True Grit des frères Coen

C'est toujours agréable de voir un film des frères Coen et je manque rarement une sortie. Ils nous étonnent ici avec un genre assez éloigné de leur registre habituel : le western. Mais on retrouve leur griffe dans leurs personnages, "beautiful losers" tels qu'ils savent si bien les peindre. Le western n'est pas mon genre de prédilection, mais j'ai pris plaisir à ce film : tout tient grâce à la jeune fille, très bonne actrice, pleine de malice de courage.

Avant l'Aube de Raphaël Jacoulot

Je ne ne connais pas ce réalisateur dont le premier film semble être passé inaperçu. Mais Avant l'aube me donne envie de le découvrir : un film inquiétant à la réalisation tendue, mené par une magnifique direction d'acteurs. Jean-Pierre Bacri est excellent : il arrive à nous rendre sympathique son personnage objectivement odieux. Le jeune Vincent Rottiers est parfait en gamin paumé. Leur relation est dessinée par petite touche dans toute sa subtilité et son ambiguïté. Vraiment, une belle surprise et un réalisateur à suivre.

Une Pure Affaire de Alexandre Coffre

On change de style avec Une Pure Affaire, agréable comédie française qui nous change un peu des niaiseries habituelles. La qualité tient beaucoup à l'acteur principal, François Damien, et à tout son génie comique plein de simplicité. Le scénario, bien que prévisible, ne tombe pas dans la bêtise habituelle et continue de nous divertir jusqu'à la fin. Un film sans grandes prétentions mais qui de déçoit pas.

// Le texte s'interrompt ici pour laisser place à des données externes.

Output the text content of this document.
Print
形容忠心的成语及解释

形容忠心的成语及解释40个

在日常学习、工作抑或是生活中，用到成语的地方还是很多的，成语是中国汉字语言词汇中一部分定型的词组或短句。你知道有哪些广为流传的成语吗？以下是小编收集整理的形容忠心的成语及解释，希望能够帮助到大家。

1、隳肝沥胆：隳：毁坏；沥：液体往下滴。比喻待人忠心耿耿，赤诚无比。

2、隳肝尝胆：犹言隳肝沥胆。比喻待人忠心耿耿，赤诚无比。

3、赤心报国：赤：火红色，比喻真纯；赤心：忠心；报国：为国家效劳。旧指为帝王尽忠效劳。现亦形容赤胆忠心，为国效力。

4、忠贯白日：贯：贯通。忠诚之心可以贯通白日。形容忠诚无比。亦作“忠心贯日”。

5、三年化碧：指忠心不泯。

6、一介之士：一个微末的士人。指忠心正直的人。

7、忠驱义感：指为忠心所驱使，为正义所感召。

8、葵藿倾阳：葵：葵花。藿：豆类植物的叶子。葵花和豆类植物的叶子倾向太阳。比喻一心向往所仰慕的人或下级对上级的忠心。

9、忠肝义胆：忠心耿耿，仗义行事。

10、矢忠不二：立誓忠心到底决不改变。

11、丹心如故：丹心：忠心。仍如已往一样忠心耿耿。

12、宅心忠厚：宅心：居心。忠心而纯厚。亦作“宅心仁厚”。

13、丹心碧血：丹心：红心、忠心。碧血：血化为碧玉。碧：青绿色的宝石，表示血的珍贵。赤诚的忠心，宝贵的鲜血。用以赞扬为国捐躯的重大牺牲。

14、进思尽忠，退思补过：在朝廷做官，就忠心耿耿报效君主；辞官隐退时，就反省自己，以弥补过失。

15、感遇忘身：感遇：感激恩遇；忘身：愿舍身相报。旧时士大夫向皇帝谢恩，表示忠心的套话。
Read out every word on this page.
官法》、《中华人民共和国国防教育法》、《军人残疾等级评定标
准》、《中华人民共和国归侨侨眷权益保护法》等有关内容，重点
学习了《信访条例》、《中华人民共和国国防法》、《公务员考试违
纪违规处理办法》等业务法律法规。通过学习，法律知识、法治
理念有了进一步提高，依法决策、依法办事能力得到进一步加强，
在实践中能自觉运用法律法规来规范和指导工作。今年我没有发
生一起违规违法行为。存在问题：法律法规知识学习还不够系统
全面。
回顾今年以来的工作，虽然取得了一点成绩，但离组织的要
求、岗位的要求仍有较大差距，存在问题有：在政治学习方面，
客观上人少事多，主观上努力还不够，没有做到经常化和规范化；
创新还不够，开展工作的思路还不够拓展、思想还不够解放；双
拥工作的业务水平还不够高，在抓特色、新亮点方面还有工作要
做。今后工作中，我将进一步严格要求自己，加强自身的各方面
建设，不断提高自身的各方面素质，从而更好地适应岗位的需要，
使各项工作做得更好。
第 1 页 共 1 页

Fighter de David O. Russell

Le film raconte l'histoire vraie de deux boxeurs, demi-frère, Micky Ward et Dicky Eklund. Mais tout comme Black Swan n'était pas tout à fait un film sur la danse, Fighter n'est pas tout à fait un film sur la boxe. Bien sûr, il y a de magnifique scènes de combat, pleine du suspense qu'on peut attendre dans ce genre d"histoire. Mais le film nous montre surtout une famille, un milieu populaire d'une petite ville industrielle américaine. On comprend la gloire et la chute de l'ainé, les difficultés du cadet, la mère étouffante, les illusions perdues. La boxe est là comme une damnation et un salut avec tout son rituel plein de paillettes et ses amères défaites.